Genomic variation in Indian populations is of great interest due to the diversity of ancestral components, social stratification, endogamy and complex admixture patterns. With an expanding population of 1.2 billion, India is also a treasure trove to catalogue innocuous as well as clinically relevant rare mutations. Recent studies have revealed four dominant ancestries in populations from mainland India: Ancestral North-Indian (ANI), Ancestral South-Indian (ASI), Ancestral Tibeto-Burman (ATB) and Ancestral Austro-Asiatic (AAA). The 1000 Genomes Project (KGP) Phase-3 data include about 500 genomes from five linguistically defined Indian-Subcontinent (IS) populations (Punjabi, Gujrati, Bengali, Telugu and Tamil) some of whom are recent migrants to USA or UK. Comparative analyses show that despite the distinct geographic origins of the KGP-IS populations, the ANI component is predominantly represented in this dataset. Previous studies demonstrated population substructure in the HapMap Gujrati population, and we found evidence for additional substructure in the Punjabi and Telugu populations. These substructured populations have characteristic/significant differences in heterozygosity and inbreeding coefficients. Moreover, we demonstrate that the substructure is better explained by factors like differences in proportion of ancestral components, and endogamy driven social structure rather than invoking a novel ancestral component to explain it. Therefore, using language and/or geography as a proxy for an ethnic unit is inadequate for many of the IS populations. This highlights the necessity for more nuanced sampling strategies or corrective statistical approaches, particularly for biomedical and population genetics research in India.

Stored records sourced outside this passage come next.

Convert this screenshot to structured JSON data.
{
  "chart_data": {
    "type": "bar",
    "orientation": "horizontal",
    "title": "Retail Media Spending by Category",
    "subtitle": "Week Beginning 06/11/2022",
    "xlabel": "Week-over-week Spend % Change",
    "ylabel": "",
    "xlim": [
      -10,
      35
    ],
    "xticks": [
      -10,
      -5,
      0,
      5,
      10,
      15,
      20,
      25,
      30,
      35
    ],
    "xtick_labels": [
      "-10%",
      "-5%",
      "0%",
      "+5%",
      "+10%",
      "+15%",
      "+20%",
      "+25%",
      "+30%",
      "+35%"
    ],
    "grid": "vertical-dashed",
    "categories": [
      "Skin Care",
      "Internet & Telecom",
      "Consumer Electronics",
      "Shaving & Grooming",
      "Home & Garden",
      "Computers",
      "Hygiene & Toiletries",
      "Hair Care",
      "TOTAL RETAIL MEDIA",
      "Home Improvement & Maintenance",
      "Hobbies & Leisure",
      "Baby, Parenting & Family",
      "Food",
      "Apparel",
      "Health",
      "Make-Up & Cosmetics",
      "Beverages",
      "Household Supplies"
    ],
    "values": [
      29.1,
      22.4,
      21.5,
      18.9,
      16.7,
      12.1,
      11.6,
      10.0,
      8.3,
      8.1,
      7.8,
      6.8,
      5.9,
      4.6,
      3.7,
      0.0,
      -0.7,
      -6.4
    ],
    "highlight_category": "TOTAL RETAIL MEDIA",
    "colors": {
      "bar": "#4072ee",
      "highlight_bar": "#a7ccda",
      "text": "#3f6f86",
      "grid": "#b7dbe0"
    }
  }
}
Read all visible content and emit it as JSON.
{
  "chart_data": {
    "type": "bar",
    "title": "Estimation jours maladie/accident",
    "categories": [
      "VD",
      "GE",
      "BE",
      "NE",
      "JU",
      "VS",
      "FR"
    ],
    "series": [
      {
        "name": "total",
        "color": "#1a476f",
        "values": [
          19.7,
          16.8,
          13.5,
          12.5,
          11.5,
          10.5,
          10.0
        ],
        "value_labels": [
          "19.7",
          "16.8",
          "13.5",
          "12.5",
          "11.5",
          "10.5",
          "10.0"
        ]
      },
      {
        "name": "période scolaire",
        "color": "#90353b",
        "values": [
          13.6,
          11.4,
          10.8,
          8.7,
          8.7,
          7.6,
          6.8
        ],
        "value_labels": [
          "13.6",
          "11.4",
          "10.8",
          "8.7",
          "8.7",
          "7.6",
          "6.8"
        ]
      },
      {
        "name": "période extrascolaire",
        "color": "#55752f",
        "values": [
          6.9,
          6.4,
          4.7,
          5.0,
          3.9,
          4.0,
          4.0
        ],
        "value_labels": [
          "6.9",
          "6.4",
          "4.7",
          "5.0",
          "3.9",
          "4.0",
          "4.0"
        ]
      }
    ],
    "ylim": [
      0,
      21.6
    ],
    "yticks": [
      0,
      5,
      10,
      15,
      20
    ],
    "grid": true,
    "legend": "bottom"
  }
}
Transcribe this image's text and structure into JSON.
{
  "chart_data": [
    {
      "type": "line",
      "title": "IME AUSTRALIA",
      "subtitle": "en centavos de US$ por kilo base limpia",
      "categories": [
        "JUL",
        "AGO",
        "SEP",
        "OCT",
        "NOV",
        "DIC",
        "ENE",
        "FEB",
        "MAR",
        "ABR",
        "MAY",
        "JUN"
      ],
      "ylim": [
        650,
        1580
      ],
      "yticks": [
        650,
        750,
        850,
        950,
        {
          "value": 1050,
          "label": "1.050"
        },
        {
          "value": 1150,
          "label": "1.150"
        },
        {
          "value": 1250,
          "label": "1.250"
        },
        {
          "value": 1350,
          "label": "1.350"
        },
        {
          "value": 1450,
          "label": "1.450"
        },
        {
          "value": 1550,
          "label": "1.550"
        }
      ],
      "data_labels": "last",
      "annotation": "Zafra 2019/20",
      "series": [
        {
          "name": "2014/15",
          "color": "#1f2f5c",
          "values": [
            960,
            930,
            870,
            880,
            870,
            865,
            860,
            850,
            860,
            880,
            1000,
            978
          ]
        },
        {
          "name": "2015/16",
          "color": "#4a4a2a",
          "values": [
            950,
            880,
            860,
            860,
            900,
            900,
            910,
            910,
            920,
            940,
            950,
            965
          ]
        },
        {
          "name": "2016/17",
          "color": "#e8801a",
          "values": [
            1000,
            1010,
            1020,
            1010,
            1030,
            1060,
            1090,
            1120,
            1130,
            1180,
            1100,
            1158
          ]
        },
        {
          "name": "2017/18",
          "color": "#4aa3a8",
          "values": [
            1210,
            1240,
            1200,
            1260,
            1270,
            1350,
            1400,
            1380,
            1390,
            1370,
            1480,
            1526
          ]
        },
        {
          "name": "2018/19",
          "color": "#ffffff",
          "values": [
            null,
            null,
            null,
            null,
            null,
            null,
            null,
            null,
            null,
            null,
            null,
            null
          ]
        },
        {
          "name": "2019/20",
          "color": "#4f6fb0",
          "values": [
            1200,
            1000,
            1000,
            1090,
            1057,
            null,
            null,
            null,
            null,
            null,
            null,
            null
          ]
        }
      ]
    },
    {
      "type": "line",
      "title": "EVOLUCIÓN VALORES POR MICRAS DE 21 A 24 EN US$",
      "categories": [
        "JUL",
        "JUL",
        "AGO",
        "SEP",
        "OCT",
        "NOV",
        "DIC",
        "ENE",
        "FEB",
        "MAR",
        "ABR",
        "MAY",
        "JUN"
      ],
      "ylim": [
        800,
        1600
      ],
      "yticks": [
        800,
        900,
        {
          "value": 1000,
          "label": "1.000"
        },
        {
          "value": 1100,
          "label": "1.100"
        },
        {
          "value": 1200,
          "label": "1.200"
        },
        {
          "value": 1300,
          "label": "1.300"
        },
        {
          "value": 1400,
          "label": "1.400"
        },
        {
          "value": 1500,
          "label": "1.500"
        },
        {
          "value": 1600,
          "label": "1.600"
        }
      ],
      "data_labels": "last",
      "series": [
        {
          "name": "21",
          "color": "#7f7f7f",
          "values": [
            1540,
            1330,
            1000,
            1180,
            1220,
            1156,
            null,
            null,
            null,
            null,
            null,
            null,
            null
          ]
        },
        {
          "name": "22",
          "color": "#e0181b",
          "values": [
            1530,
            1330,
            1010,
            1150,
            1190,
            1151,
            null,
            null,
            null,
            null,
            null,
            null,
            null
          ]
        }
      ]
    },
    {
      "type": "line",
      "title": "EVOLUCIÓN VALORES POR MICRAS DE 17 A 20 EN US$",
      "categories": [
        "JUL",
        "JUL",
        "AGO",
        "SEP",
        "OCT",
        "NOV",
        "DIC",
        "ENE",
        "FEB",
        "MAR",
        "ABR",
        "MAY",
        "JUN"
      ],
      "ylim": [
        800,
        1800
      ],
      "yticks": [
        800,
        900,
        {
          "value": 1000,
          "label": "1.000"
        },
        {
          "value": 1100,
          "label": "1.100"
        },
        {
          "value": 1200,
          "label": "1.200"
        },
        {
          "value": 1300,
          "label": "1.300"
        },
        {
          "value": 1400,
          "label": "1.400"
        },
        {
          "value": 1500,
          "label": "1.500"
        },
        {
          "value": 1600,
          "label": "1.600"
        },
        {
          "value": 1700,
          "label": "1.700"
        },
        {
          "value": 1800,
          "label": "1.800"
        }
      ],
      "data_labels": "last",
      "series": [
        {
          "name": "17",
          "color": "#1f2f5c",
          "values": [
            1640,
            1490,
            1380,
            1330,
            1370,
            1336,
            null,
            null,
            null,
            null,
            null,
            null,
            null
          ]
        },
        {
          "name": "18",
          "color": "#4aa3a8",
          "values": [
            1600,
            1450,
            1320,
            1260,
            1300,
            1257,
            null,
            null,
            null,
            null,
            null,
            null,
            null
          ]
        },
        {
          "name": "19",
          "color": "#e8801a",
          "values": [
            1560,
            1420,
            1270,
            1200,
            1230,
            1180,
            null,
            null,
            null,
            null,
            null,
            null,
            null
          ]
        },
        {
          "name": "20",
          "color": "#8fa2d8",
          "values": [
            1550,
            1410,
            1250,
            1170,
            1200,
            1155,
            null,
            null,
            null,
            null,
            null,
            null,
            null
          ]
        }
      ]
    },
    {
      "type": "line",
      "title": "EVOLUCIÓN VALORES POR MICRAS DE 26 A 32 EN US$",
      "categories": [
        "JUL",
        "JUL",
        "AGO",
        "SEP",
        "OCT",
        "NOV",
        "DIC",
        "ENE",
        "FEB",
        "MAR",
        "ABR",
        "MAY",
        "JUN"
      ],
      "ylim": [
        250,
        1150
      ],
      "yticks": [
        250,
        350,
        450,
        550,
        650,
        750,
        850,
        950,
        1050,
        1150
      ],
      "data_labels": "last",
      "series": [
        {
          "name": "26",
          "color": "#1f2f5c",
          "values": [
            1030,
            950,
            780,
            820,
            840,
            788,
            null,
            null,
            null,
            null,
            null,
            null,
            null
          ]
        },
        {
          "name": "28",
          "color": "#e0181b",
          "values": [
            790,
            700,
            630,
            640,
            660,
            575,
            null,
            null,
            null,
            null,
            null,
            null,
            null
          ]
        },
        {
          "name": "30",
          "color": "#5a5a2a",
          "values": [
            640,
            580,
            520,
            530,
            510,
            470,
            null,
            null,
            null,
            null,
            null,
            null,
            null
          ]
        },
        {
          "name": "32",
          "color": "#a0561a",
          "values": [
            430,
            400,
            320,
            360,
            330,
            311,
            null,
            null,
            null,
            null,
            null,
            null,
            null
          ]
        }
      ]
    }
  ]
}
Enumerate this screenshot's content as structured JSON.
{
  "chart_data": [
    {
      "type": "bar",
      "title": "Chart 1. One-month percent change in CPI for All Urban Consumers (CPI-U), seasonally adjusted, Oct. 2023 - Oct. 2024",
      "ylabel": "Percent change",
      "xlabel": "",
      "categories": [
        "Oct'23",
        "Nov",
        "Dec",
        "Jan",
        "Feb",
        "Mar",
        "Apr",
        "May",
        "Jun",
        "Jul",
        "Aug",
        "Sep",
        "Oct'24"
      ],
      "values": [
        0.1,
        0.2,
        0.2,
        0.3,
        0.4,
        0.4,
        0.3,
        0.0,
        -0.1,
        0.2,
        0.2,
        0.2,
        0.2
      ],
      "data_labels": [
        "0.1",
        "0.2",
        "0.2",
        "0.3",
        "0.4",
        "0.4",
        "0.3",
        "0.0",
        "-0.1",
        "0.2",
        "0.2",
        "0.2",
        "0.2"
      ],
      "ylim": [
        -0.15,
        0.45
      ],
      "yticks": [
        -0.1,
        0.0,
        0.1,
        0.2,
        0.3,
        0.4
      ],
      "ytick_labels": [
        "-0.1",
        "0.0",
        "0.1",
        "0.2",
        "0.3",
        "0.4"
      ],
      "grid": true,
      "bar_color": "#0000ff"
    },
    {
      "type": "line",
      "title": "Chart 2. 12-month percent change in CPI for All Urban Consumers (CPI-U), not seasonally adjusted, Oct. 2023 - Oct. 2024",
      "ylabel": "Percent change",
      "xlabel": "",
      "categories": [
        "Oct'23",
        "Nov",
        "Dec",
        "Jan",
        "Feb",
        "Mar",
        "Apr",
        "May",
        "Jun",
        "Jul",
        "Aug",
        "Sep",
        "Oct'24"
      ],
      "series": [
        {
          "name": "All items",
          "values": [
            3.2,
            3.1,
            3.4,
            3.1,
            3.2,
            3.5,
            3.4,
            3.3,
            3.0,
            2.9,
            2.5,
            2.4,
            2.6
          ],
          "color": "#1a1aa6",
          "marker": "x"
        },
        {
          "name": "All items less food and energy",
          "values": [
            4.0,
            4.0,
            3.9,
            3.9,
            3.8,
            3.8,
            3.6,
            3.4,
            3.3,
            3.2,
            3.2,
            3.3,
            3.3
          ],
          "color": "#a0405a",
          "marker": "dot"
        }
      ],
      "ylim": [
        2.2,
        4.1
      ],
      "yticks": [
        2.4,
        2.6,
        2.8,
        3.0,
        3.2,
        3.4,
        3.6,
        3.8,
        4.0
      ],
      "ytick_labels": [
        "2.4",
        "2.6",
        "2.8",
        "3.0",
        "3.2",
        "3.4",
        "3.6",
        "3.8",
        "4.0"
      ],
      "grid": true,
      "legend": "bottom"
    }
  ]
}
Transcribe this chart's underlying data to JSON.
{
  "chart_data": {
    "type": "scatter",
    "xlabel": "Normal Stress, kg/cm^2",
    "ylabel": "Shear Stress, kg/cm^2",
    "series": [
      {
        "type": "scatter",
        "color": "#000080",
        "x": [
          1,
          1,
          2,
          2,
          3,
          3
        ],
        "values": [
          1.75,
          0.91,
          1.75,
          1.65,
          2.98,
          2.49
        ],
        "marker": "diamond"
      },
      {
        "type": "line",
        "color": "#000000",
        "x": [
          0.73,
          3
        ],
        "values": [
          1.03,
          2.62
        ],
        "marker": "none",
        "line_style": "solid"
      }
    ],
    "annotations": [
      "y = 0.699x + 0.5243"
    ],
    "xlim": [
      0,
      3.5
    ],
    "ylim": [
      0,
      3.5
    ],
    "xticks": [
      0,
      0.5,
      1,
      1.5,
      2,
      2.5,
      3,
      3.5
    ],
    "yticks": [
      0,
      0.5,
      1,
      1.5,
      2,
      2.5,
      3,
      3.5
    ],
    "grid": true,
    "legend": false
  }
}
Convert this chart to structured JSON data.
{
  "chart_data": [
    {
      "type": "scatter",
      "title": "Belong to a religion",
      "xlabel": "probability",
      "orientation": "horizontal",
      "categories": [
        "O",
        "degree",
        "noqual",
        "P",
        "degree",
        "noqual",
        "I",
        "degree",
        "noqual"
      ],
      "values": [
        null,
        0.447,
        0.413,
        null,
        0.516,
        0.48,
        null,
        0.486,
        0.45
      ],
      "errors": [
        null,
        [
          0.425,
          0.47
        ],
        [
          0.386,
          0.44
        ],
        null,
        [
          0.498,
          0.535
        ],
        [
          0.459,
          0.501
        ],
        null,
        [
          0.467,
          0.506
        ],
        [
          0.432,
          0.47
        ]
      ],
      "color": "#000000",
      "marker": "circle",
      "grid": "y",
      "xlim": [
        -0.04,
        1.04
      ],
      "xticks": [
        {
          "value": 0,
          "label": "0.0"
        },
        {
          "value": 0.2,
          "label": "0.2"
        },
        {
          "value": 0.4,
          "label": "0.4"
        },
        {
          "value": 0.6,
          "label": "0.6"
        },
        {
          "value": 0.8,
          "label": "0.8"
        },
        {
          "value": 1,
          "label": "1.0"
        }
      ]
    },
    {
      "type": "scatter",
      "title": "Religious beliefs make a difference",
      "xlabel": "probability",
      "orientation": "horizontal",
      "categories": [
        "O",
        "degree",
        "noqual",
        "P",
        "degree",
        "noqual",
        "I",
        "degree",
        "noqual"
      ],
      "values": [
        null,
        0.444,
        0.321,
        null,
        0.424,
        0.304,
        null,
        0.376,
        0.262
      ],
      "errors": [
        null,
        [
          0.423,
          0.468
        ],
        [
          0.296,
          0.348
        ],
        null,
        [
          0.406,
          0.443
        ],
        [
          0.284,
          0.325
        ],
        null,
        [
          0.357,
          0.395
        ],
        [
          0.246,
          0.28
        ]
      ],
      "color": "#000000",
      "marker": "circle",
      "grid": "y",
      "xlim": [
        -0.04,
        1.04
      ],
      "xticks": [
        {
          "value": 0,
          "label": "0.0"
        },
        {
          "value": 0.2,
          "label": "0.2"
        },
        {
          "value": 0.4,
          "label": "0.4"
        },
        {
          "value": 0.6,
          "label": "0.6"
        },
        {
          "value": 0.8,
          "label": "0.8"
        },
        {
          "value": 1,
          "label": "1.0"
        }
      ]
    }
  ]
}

由于祖先成分的多样性、社会分层、近亲结婚以及复杂的混合模式,印度人群的基因组变异备受关注。印度拥有12亿不断增长的人口,也是一个记录无害以及临床相关罕见突变的宝库。最近的研究揭示了印度大陆人群中的四种主要祖先血统:北印度祖先(ANI)、南印度祖先(ASI)、藏缅祖先(ATB)和澳亚祖先(AAA)。千人基因组计划(KGP)第三阶段的数据包括来自五个语言定义的印度次大陆(IS)人群(旁遮普人、古吉拉特人、孟加拉人、泰卢固人和泰米尔人)的约500个基因组,其中一些人是最近移民到美国或英国的。比较分析表明,尽管KGP-IS人群的地理起源不同,但该数据集中主要代表的是ANI成分。先前的研究表明哈普Map古吉拉特人群存在群体亚结构,我们在旁遮普人和泰卢固人群中也发现了额外亚结构的证据。这些亚结构群体在杂合性和近亲繁殖系数方面具有特征性/显著差异。此外,我们证明,亚结构可以更好地用祖先成分比例差异和近亲结婚驱动的社会结构等因素来解释,而不是引入一个新的祖先成分来解释。因此,对于许多IS人群来说,用语言和/或地理作为种族单位的代理是不够的。这凸显了采用更细致入微的抽样策略或校正统计方法的必要性,特别是在印度的生物医学和群体遗传学研究中。